I'm kind of with Jan on this. Well, up to a point. They do make some quite funky jewellery these days. And given that they've supplied Caroline with regular birthday and Christmas presents over the past few years, I'd do well not to speak too harshly of them. But "classic" Murano glass - those great, swirling rococo chandeliers of candy-coloured glass? Oh yes, I can see it's fantastically clever but I have to confess the main reaction it inspires in me is a kind of "Yechhhh...".

Anyway, we'll come back to glass in a moment. The Palazzo Franchetti is an almost impossibly pretty building in Campo Santo Stefano that overlooks the Grand Canal. It always seems to be hosting some event or other but, at the same time, there's always a charge for entrance, so we've put off having a look around, until now. Because, at the moment, it's hosting an exhibition called Nine Rooms, by the Swedish glassmaker Bertil Vallien. It's a high-profile event - images from the exhibition are posted all over town, including the vaporetti - but it's gone rather over our heads. Until Caroline reads that there's a free guided tour of the exhibition on a Sunday morning as part of the European Day of Patrimony (an event which has already led us to, shall we say, a rather challenging evening of Latin poetry at the Palazzo Grimani), and we think well, the glass might be a bit dull but it's a chance for a free look round the palazzo.

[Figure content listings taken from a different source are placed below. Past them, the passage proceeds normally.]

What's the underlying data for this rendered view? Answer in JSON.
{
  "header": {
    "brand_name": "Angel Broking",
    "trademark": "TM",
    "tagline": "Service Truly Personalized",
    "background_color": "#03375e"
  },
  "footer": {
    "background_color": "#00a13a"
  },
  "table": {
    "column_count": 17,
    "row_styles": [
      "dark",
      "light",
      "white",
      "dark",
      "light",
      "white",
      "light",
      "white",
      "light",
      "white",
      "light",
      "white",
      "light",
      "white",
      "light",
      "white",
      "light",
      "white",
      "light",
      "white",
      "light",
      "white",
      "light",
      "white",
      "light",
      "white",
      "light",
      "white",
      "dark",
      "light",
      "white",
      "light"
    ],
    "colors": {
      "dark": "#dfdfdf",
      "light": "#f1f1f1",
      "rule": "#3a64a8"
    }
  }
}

And how wrong can you be? Because all our impressions of the palazzo itself are completely blown away by the glasswork. Quite simply, it's the best exhibition of contemporary art we've seen since we arrived. It is a stunningly beautiful body of work.


The Sleeping Girl



Vallien's work contrasts with the traditional Murano chandeliers hanging in the palazzo, which (to our eyes at least) look fussy and frivolous in comparison. But maybe that's unfair. They're extraordinarily complex pieces of work in their own right. It's not their fault that tastes have changed. And Vallien himself recently spent time in Murano learning some of the techniques of the glassworkers there. 

The pictures don't do it justice, but I found it the most persuasive argument I've seen for glasswork as art as opposed to decoration. The exhibition is on until the 25th November. If you're in Venice during that period, do try and see it.


  1. Did they get jumpy when you took photos? We were there for the Picasso exhibit and they were adamant about "no photos".

    I wish I could see this in person!

    1. They seemed fine with the photographs (and a number of people were taking them so it can't be that they just didn't notice) - maybe the ban during the Picasso exhibit was a requirement of the exhibition, rather than of Palazzo Franchetti?